A permanent settlement in Maskiyot could hinder a faltering peace process as Palestinian and Israeli leaders meet with US secretary of State.
Maskiyot, West Bank
For nearly three decades this outpost in the desert hills of the Jordan Valley functioned as a stillborn settlement, a temporary respite for soldiers and religious students, but never the residential community intended by Israel when it approved Maskiyot in the 1980s.
After Israel's Defense Ministry recently approved plans to build 20 houses, Palestinians and peace process proponents warn that the settlement is a violation of Israel's promise not to establish new settlements in the West Bank – and another indication of the gloomy prospects for reaching a peace deal before President Bush leaves office.

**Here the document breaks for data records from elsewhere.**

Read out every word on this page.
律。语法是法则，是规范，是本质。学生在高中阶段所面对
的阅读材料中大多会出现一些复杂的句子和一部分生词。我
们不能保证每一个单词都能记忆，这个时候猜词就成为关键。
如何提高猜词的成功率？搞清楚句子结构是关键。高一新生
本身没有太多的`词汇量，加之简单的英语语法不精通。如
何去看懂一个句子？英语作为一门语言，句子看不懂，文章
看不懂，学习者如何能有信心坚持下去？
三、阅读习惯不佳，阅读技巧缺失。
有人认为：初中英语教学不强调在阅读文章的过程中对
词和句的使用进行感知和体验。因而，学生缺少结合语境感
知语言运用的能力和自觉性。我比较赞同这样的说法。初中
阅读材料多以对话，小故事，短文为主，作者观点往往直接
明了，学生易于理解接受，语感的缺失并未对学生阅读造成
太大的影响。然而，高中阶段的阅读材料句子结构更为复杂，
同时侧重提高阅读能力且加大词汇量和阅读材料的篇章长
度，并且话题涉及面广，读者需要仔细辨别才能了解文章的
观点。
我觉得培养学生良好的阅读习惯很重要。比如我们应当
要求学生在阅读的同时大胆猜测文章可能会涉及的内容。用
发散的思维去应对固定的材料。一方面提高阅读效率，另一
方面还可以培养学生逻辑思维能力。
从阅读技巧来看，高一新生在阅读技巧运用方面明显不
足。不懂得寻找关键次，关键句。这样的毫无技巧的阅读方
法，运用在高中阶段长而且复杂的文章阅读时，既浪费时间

"We've planted our stake," says Yosi Hazut, was evacuated fro the Gaza Strip by Israel in 2005 and moved here six months ago. "This is a settlement like any other community in Israel. We're not waiting for the government."
Secretary of State Condoleezza Rice was scheduled to meet with Israeli and Palestinian leaders on Wednesday in an effort to salvage the peace talks.
Under the US-sponsored "road map" peace plan, Israel is supposed to freeze settlement construction. But Israel has continued to build in existing West Bank settlements and in east Jerusalem since restarting negotiations with the Palestinians last year.